In his songs of a new century, Blackthread experiments with the precision of the scalpel, an outstanding storyteller floating on vaporous synthetic mist. Sumptuous magnetic clouds in which balances an emaciated bass, choirs on the horizon, a soul keyboard or a minimal, almost hypnotic beat. We slide between scenes in sequences, carried by the echo of this voice dancing between the murmuring and the sung, hints of Gil-Scott Heron flirt with Pansonic, Coil and Enoesque ambience.
Written and constructed for three years, his third album 'The Way You Haunt My Dreams' was recorded with urgency in only a few days, with the contribution of sounds from friends (Béatrice Morel, Frédéric D. Oberland & Stéphane Pigneul de Oiseaux-Tempête, Rémi Dulaurier) and the complicity of Johannes Buff (Zombie Zombie, Lee Ranaldo and The Dust, Enablers) in the mix. Contemporary photographer Gaël Bonnefon illustrates the album with his striking silver-toned clichés.
Sparkling with a sensitive bark and piercing directly the heart, Blackthread delivers with 'The Way You Haunt My Dreams' a black and red diamond, addictive hollywood wandering, already blending into the night to haunt dreams in technicolor.
Blackthread is a story of development. Removing the traditional guitars and drums of noise rock in which he made his more conventional apprenticeship, Pierre G. Desenfant has reached a minimalistic formula in finding a new path. Constructed with minimal tools (a bass, analog synthesizers and his voice), his music, after these few years, expresses a plethora of sounds and feelings.
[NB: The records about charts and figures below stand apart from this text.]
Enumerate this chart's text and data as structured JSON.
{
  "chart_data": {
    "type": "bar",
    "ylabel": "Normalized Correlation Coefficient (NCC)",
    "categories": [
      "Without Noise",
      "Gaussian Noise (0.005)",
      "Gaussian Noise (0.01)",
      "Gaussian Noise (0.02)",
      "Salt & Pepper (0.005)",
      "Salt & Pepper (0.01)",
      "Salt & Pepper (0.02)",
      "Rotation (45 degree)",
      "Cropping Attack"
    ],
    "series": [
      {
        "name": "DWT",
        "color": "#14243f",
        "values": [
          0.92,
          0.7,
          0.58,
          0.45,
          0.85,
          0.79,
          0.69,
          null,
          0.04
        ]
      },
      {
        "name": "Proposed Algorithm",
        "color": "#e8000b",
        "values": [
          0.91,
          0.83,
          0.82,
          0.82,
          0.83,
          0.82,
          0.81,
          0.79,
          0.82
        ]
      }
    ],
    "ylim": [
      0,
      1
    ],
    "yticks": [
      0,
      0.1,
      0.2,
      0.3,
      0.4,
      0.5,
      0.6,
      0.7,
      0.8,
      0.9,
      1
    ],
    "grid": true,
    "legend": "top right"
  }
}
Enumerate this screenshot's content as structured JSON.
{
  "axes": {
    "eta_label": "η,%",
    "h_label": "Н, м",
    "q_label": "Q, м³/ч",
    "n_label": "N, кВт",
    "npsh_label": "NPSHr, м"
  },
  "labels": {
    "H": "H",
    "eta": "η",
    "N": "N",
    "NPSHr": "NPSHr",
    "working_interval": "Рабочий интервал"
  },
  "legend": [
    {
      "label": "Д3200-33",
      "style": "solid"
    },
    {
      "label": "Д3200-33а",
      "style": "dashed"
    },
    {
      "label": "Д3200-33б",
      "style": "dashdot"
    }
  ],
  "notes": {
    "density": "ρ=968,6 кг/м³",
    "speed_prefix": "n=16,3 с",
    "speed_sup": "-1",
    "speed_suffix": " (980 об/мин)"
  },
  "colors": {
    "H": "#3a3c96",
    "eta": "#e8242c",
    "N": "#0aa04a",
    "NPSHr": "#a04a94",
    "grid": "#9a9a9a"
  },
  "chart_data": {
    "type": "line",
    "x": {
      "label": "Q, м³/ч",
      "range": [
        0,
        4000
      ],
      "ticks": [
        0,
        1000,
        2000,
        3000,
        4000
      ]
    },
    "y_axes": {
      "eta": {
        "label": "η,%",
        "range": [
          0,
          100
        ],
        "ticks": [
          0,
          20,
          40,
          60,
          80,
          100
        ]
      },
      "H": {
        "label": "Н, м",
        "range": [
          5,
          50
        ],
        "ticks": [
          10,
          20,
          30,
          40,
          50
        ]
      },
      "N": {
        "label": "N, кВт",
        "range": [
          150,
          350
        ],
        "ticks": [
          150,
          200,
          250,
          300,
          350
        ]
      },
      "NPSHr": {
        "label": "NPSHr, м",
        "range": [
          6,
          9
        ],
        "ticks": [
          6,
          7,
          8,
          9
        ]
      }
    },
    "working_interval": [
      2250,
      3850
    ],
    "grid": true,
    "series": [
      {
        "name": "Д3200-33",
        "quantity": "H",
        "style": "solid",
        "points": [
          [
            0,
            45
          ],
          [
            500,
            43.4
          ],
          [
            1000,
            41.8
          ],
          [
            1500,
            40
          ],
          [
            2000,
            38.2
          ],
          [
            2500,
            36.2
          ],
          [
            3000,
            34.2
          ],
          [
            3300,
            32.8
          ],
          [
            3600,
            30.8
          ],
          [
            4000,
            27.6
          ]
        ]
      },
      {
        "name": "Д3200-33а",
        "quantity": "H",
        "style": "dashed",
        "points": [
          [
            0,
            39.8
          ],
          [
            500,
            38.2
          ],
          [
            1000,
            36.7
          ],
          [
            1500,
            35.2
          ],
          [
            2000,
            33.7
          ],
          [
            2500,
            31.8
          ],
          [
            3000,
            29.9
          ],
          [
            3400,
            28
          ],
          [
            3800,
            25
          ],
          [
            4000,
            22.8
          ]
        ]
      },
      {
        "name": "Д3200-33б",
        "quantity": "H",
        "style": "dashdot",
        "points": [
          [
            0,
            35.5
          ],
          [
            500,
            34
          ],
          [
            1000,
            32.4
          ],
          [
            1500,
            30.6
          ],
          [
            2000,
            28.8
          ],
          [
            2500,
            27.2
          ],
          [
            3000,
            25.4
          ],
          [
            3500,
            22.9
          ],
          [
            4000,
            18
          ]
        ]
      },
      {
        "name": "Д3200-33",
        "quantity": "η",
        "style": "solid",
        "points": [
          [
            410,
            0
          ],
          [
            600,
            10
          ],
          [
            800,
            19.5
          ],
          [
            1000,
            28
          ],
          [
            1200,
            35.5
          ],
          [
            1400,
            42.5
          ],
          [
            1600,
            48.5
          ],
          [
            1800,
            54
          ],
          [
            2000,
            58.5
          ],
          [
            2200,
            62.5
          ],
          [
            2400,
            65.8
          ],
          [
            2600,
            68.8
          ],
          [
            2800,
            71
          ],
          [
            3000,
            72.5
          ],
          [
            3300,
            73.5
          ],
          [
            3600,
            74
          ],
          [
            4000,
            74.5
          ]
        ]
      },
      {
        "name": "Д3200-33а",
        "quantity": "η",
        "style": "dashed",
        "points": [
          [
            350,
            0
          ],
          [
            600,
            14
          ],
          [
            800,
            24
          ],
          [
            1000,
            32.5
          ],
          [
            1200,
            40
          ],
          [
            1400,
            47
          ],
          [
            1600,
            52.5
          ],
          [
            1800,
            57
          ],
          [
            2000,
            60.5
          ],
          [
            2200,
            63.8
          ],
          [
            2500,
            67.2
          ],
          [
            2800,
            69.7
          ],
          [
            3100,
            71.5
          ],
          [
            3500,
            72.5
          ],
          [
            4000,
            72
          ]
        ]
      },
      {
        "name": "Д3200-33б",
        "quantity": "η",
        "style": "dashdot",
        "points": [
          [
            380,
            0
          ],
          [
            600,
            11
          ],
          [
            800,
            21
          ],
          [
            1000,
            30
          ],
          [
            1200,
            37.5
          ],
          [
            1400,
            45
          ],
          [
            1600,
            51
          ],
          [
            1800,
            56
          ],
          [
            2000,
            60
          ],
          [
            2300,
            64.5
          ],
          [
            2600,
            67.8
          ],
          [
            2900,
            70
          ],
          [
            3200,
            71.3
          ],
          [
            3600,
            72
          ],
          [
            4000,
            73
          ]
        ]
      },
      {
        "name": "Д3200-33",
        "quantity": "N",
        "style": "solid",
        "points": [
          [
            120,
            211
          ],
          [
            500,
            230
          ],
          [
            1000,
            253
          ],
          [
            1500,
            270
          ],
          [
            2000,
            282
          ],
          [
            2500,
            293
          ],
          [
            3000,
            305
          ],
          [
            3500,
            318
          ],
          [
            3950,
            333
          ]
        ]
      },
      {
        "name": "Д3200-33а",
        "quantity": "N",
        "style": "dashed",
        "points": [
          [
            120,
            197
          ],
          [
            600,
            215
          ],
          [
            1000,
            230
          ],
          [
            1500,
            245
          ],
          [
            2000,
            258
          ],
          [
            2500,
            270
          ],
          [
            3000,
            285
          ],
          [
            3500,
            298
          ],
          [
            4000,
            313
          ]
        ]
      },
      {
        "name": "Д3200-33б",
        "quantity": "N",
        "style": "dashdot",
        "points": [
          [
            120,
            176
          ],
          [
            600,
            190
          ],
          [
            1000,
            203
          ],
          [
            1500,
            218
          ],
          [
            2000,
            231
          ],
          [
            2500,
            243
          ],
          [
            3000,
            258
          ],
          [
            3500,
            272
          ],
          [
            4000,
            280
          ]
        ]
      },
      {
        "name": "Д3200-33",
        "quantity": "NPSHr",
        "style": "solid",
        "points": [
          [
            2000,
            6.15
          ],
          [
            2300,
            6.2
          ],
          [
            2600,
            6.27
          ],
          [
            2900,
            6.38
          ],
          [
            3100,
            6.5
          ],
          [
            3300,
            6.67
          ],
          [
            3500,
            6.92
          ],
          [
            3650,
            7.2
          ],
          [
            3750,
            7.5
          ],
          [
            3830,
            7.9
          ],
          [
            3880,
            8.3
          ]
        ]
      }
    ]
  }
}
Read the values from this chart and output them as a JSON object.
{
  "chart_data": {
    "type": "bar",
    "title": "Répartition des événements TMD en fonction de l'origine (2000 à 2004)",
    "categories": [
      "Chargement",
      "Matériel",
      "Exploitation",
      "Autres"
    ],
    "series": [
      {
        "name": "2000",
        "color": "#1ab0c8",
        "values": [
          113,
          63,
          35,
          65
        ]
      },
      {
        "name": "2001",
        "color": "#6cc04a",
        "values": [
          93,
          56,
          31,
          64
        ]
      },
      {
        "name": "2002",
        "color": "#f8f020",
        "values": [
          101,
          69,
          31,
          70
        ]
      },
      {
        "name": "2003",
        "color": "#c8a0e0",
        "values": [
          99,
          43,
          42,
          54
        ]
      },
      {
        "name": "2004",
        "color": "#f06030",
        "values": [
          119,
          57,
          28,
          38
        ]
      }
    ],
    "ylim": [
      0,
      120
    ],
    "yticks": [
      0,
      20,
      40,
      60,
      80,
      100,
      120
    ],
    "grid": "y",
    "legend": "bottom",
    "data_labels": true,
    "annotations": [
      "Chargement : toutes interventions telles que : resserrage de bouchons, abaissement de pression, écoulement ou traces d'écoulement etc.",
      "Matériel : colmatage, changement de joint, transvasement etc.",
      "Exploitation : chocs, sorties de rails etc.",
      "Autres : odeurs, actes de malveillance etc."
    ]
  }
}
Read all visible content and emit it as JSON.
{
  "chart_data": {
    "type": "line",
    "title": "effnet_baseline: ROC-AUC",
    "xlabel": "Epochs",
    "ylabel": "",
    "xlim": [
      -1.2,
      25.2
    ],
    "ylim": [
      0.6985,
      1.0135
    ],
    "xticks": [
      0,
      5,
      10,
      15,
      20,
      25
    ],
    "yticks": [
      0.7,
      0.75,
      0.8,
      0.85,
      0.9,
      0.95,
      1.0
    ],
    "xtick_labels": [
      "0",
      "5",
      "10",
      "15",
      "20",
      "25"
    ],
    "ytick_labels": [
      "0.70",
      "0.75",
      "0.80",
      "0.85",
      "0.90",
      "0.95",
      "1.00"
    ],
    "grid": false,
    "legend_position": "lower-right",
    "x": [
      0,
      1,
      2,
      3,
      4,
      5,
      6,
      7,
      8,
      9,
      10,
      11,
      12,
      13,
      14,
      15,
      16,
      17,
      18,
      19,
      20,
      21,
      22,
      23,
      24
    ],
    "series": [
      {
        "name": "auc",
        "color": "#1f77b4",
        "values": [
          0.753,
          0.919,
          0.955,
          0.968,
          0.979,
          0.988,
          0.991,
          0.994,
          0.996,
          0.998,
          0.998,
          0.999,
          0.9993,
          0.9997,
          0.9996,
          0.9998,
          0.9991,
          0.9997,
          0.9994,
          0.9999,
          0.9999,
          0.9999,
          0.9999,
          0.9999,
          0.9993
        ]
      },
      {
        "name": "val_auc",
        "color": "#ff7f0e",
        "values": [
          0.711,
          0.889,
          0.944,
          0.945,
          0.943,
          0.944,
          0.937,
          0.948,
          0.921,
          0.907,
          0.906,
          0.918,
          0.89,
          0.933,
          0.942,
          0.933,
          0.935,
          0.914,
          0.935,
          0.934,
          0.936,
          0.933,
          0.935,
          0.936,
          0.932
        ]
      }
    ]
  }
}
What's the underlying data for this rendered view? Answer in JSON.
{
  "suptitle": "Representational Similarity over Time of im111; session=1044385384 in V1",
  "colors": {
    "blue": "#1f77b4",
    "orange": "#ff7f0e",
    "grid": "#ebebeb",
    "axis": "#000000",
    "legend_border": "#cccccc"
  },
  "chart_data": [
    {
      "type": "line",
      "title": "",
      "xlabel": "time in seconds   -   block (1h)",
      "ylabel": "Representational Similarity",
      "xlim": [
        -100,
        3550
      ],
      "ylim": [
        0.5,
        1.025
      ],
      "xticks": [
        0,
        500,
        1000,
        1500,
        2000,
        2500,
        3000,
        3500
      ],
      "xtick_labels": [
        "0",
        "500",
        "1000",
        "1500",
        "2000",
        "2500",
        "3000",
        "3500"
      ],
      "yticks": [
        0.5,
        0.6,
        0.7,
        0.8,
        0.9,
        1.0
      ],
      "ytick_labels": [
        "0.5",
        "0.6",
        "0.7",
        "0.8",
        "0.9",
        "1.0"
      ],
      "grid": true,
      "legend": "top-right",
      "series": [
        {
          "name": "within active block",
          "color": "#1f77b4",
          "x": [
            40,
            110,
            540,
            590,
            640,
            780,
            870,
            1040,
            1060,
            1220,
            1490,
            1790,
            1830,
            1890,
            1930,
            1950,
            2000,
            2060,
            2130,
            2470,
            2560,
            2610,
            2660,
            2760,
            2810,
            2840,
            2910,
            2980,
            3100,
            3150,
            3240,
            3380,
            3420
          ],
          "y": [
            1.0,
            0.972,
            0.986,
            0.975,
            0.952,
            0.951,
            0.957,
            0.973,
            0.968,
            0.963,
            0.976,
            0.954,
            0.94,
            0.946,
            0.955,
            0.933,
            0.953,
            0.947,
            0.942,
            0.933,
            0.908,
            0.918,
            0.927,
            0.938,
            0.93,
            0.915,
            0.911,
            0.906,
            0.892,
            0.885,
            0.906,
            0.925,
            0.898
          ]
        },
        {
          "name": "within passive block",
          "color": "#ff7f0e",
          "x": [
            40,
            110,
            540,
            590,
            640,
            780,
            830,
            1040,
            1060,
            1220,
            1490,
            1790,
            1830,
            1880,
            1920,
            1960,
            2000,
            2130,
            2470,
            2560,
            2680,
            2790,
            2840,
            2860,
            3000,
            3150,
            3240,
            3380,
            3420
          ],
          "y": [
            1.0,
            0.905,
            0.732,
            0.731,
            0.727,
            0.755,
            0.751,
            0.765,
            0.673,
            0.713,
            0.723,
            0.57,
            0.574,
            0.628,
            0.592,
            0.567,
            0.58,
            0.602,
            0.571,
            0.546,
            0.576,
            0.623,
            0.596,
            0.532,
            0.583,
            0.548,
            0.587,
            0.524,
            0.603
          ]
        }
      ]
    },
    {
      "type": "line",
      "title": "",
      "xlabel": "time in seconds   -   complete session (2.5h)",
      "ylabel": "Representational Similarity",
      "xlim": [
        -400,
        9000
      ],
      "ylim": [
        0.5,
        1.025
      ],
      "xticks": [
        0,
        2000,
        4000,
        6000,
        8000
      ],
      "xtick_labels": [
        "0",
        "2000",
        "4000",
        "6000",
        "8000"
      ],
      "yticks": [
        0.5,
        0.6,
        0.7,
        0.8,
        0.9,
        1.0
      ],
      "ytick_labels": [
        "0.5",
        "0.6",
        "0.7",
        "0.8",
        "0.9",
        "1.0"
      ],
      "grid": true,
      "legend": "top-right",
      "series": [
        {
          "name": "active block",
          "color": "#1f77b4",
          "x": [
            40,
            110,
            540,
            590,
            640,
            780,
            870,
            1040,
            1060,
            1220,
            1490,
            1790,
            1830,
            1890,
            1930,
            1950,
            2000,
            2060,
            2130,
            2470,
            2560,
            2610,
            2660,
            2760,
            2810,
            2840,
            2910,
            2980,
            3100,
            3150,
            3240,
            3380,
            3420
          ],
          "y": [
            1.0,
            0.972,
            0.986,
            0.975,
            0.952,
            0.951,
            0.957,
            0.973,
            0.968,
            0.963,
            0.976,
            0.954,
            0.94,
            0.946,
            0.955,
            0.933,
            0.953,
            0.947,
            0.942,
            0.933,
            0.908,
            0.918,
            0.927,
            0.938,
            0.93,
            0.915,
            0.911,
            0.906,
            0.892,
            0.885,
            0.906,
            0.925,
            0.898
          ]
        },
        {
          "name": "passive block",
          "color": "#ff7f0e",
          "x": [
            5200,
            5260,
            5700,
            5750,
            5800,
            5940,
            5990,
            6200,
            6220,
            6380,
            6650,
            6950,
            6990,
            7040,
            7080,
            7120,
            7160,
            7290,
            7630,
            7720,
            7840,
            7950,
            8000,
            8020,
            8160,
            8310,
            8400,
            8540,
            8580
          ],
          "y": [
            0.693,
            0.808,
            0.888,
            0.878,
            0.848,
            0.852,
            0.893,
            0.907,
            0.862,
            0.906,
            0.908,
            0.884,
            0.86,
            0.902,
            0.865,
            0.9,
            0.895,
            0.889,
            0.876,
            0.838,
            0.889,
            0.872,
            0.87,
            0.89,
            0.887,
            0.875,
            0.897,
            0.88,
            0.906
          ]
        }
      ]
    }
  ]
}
Spoken words, whispers and explosions, this disciple of Brian Eno, Silver Apples and Alva Noto writes a beatless techno, rock devoid of guitar, an ambient enhanced with texts of icy beauty.
With 'The Way You Haunt My Dreams', Blackthread grapples with the tension of a certain genre of dark rock and literary post punk superimposed in ambient music. Continuing with this sense of mood, Desenfant succeeds with this new album in developing a rare songwriting in experimental synth music. Blackthread is also a story of the voice. Never suffocated by acoustic research, the words of the vocalist give this disc its depth of personality, somewhere between neuroleptic reverie and confrontation with the musician’s catharsis.